Frank Lloyd Wright was many things in his day: an architect, writer, teacher, rumored shirker of debts, reputed flirt and even reported philanderer. Stories of his larger-than-life ego and sometimes brusque personality were likely due in part to the title bestowed upon him rather early on in his career: that of “America’s best architect.”
Prolific throughout his life, creating more than one thousand designs and completing more than 500 standing structures, Wright became known for his self-coined term of “organic architecture,” painstakingly incorporating aesthetic influences from the natural environment surrounding each architectural space he conceived.
Most well-known for the home he designed through a private contract with a married couple, Mr. and Mrs.

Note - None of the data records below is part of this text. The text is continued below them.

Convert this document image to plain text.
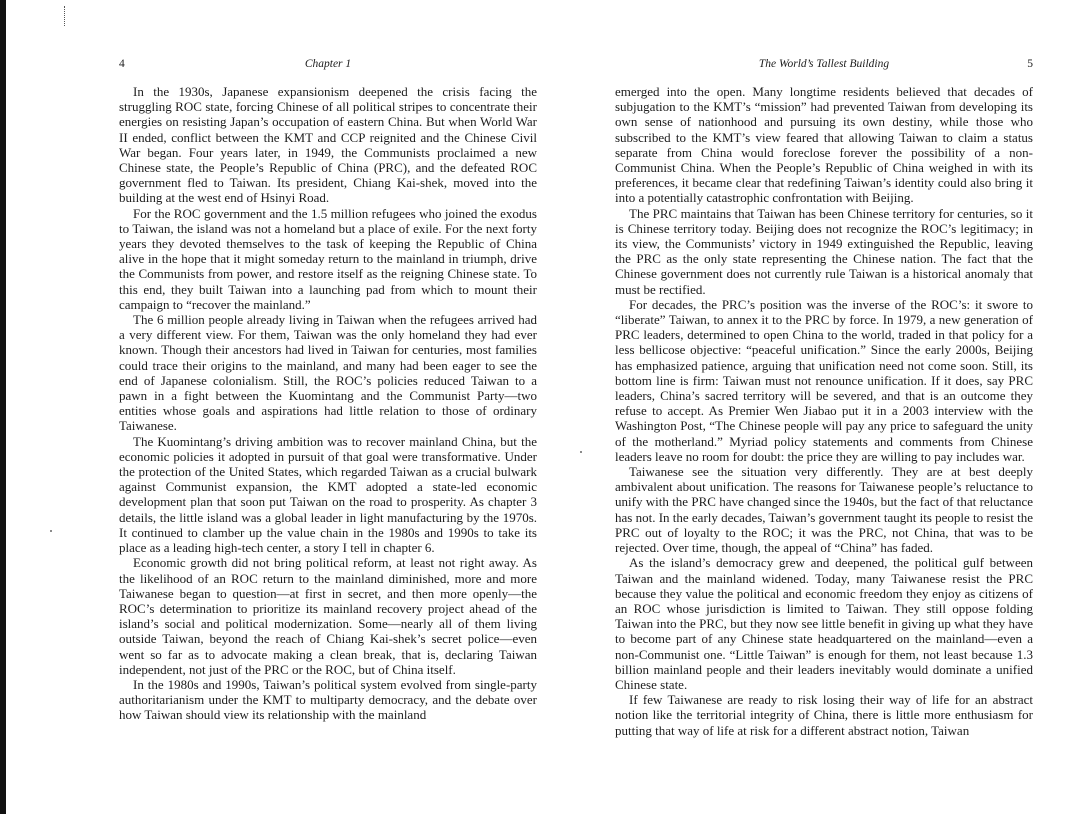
4	Chapter 1

In the 1930s, Japanese expansionism deepened the crisis facing the struggling ROC state, forcing Chinese of all political stripes to concentrate their energies on resisting Japan’s occupation of eastern China. But when World War II ended, conflict between the KMT and CCP reignited and the Chinese Civil War began. Four years later, in 1949, the Communists proclaimed a new Chinese state, the People’s Republic of China (PRC), and the defeated ROC government fled to Taiwan. Its president, Chiang Kai-shek, moved into the building at the west end of Hsinyi Road.

For the ROC government and the 1.5 million refugees who joined the exodus to Taiwan, the island was not a homeland but a place of exile. For the next forty years they devoted themselves to the task of keeping the Republic of China alive in the hope that it might someday return to the mainland in triumph, drive the Communists from power, and restore itself as the reigning Chinese state. To this end, they built Taiwan into a launching pad from which to mount their campaign to “recover the mainland.”

The 6 million people already living in Taiwan when the refugees arrived had a very different view. For them, Taiwan was the only homeland they had ever known. Though their ancestors had lived in Taiwan for centuries, most families could trace their origins to the mainland, and many had been eager to see the end of Japanese colonialism. Still, the ROC’s policies reduced Taiwan to a pawn in a fight between the Kuomintang and the Communist Party—two entities whose goals and aspirations had little relation to those of ordinary Taiwanese.

The Kuomintang’s driving ambition was to recover mainland China, but the economic policies it adopted in pursuit of that goal were transformative. Under the protection of the United States, which regarded Taiwan as a crucial bulwark against Communist expansion, the KMT adopted a state-led economic development plan that soon put Taiwan on the road to prosperity. As chapter 3 details, the little island was a global leader in light manufacturing by the 1970s. It continued to clamber up the value chain in the 1980s and 1990s to take its place as a leading high-tech center, a story I tell in chapter 6.

Economic growth did not bring political reform, at least not right away. As the likelihood of an ROC return to the mainland diminished, more and more Taiwanese began to question—at first in secret, and then more openly—the ROC’s determination to prioritize its mainland recovery project ahead of the island’s social and political modernization. Some—nearly all of them living outside Taiwan, beyond the reach of Chiang Kai-shek’s secret police—even went so far as to advocate making a clean break, that is, declaring Taiwan independent, not just of the PRC or the ROC, but of China itself.

In the 1980s and 1990s, Taiwan’s political system evolved from single-party authoritarianism under the KMT to multiparty democracy, and the debate over how Taiwan should view its relationship with the mainland

The World’s Tallest Building	5

emerged into the open. Many longtime residents believed that decades of subjugation to the KMT’s “mission” had prevented Taiwan from developing its own sense of nationhood and pursuing its own destiny, while those who subscribed to the KMT’s view feared that allowing Taiwan to claim a status separate from China would foreclose forever the possibility of a non-Communist China. When the People’s Republic of China weighed in with its preferences, it became clear that redefining Taiwan’s identity could also bring it into a potentially catastrophic confrontation with Beijing.

The PRC maintains that Taiwan has been Chinese territory for centuries, so it is Chinese territory today. Beijing does not recognize the ROC’s legitimacy; in its view, the Communists’ victory in 1949 extinguished the Republic, leaving the PRC as the only state representing the Chinese nation. The fact that the Chinese government does not currently rule Taiwan is a historical anomaly that must be rectified.

For decades, the PRC’s position was the inverse of the ROC’s: it swore to “liberate” Taiwan, to annex it to the PRC by force. In 1979, a new generation of PRC leaders, determined to open China to the world, traded in that policy for a less bellicose objective: “peaceful unification.” Since the early 2000s, Beijing has emphasized patience, arguing that unification need not come soon. Still, its bottom line is firm: Taiwan must not renounce unification. If it does, say PRC leaders, China’s sacred territory will be severed, and that is an outcome they refuse to accept. As Premier Wen Jiabao put it in a 2003 interview with the Washington Post, “The Chinese people will pay any price to safeguard the unity of the motherland.” Myriad policy statements and comments from Chinese leaders leave no room for doubt: the price they are willing to pay includes war.

Taiwanese see the situation very differently. They are at best deeply ambivalent about unification. The reasons for Taiwanese people’s reluctance to unify with the PRC have changed since the 1940s, but the fact of that reluctance has not. In the early decades, Taiwan’s government taught its people to resist the PRC out of loyalty to the ROC; it was the PRC, not China, that was to be rejected. Over time, though, the appeal of “China” has faded.

As the island’s democracy grew and deepened, the political gulf between Taiwan and the mainland widened. Today, many Taiwanese resist the PRC because they value the political and economic freedom they enjoy as citizens of an ROC whose jurisdiction is limited to Taiwan. They still oppose folding Taiwan into the PRC, but they now see little benefit in giving up what they have to become part of any Chinese state headquartered on the mainland—even a non-Communist one. “Little Taiwan” is enough for them, not least because 1.3 billion mainland people and their leaders inevitably would dominate a unified Chinese state.

If few Taiwanese are ready to risk losing their way of life for an abstract notion like the territorial integrity of China, there is little more enthusiasm for putting that way of life at risk for a different abstract notion, Taiwan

Edgar J. Kauffman, Sr., Wright’s “Fallingwater” stands in Mill Run, Pennsylvania astride a waterfall; the image (top) is perhaps one of the most iconic in American architectural history.
Wright also designed the Guggenheim Museum in New York, although he vehemently declined to agree that its location alongside Central Park in the middle of Manhattan was the best geographic placement for the spiral feat.
After living a life rife with nearly a century’s worth of epic dramas and lasting accomplishments, Wright died in 1959 at the age of 91, leaving behind a legacy of progressive thinking illustrated by his unmistakable projects scattered throughout the world.